Dive Brief:
- Japanese drugmaker Takeda Pharmaceuticals recently broke ground on expanding a manufacturing facility in Grange Castle, Ireland.
- The existing site will be expanded to include a standalone, high-containment production facility dedicated to manufacturing its oncology product Ninlaro (ixazomib).
- The investment, announced at the end of December, will add 40 new jobs over the next two years and is expected to be completed by the second half of 2018.
Dive Insight:
The construction of the plant is slated to begin this month and will give Takeda "crucial in-house manufacturing capacity to meet the increasing demand" for Ninlaro, said Thomas Wozniewski, Global Manufacturing & Supply Officer of Takeda, in a statement.

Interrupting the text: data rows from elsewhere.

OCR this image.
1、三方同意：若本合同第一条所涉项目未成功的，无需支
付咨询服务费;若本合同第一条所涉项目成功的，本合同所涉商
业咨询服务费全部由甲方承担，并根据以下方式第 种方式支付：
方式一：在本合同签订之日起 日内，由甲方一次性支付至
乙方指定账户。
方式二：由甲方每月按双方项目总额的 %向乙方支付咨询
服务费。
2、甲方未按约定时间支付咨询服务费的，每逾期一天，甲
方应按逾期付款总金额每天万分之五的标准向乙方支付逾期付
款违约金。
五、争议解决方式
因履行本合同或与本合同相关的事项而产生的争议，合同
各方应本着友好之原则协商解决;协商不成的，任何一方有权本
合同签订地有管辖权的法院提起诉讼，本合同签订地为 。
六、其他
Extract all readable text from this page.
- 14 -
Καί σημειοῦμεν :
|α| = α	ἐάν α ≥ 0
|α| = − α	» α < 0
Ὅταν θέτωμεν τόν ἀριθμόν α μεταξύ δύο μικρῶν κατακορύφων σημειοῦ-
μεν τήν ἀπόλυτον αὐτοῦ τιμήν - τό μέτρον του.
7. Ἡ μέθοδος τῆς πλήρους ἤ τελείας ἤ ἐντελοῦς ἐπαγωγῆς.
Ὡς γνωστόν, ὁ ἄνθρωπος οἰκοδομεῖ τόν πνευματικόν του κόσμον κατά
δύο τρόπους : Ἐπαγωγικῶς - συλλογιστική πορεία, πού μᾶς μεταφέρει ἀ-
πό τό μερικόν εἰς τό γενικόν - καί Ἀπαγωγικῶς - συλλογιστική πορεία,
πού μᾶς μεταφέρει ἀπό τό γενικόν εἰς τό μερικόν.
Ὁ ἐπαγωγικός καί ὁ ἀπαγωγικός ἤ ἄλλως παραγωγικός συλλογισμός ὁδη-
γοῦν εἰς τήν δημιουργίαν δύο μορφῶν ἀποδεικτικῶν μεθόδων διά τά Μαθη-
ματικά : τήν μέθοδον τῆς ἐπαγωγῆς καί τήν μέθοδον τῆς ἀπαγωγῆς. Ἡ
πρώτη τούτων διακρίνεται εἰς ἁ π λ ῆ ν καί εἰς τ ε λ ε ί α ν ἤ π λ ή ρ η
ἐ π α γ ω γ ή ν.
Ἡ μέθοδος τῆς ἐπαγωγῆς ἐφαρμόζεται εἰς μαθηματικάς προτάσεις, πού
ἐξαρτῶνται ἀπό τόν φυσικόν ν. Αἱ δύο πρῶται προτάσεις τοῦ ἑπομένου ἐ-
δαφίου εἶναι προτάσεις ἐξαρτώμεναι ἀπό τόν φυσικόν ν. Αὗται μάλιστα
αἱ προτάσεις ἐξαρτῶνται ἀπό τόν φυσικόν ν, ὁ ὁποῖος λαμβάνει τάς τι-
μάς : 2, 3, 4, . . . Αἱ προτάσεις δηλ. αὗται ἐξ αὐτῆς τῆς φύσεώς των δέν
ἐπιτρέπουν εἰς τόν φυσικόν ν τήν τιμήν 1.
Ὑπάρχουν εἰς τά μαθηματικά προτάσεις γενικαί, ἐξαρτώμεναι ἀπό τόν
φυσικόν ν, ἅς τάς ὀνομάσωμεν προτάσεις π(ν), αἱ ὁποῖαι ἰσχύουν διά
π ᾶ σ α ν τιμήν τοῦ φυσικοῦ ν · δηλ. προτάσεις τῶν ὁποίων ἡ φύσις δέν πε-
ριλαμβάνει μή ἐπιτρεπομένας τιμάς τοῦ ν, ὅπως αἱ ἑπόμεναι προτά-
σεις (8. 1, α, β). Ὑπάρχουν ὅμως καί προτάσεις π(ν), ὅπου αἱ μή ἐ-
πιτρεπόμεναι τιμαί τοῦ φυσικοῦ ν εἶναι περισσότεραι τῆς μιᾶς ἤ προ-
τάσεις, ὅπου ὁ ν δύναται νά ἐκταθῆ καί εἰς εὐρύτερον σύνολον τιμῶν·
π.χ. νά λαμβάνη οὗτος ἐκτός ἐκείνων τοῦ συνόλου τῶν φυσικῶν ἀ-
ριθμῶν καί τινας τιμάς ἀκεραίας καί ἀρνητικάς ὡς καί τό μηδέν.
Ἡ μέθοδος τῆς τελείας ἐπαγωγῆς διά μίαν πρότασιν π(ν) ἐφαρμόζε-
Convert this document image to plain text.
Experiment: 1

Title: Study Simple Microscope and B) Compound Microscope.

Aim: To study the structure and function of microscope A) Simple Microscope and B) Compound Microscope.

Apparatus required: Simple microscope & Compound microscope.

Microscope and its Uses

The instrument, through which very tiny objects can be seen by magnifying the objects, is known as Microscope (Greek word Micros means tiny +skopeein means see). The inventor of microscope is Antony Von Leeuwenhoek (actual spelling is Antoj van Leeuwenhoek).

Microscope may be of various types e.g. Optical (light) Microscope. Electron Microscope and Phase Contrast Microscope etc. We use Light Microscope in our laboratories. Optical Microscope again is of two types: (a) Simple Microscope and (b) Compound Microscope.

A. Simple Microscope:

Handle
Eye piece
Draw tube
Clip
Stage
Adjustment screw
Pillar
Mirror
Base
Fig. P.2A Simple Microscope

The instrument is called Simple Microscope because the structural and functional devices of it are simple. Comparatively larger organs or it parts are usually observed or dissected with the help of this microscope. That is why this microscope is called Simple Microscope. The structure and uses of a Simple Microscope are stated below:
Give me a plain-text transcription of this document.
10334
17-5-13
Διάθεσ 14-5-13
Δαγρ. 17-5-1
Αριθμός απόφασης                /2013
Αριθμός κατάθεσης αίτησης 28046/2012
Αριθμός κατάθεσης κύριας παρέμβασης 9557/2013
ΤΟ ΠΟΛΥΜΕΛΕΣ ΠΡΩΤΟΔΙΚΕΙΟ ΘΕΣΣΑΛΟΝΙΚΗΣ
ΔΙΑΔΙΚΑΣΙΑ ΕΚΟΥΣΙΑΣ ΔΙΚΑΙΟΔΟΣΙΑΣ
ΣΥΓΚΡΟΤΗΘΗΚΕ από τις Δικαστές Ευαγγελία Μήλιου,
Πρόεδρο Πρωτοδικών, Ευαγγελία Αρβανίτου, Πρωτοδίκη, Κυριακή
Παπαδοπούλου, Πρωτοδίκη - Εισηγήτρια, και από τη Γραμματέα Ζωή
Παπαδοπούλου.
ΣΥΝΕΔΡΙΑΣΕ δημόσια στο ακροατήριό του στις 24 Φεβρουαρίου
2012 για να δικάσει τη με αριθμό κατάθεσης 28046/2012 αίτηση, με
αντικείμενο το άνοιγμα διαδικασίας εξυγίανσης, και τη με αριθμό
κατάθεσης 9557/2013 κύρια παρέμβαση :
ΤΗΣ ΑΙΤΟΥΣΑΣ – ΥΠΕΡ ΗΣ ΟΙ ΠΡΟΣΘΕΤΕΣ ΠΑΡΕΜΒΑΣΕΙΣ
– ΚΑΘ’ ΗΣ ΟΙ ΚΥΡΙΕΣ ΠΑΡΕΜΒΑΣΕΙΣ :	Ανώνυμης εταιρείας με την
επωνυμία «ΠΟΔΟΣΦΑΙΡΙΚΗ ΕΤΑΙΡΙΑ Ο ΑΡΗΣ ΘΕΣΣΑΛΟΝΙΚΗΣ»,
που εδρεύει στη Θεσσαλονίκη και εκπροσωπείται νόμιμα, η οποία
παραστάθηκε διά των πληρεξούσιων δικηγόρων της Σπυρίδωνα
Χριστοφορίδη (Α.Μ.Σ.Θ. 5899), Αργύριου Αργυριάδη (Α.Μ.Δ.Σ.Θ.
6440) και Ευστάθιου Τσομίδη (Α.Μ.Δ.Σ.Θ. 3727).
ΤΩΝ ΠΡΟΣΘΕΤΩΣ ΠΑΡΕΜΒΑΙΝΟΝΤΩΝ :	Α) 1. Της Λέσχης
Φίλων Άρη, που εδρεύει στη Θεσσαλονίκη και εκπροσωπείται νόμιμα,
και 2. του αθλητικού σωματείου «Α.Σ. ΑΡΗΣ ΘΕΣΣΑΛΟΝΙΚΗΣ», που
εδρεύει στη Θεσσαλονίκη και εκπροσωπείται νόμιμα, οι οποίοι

Takeda is putting €40 million ($44.9 million) into the facility and says it will bring "the Drug Substance, Drug Product, Primary and Secondary Packaging and QC processes all under one roof."
Ninlaro, a once-weekly protease inhibitor, was approved by the Food and Drug Administration in November 2015 for the treatment of multiple myeloma. The drug was also was approved by the Japanese Ministry of Health, Labour and Welfare in March 2017 and launched in May as the first oral proteasome inhibitor in Japan, in combination with lenalidomide and dexamethasone for patients with relapsed or refractory multiple myeloma. The drug has also been approved in the EU.
The company cited Ninlaro as a major growth driver during its full-year 2016 earnings, which were presented in May. Sales of the drug were ¥ 29.4 billion ($267 million) for the full year 2016. "This product has experienced a strong uptake in the U.S. supported by its profile of efficacy, safety and convenience, and the launch is progressing across Europe," the company said at the time.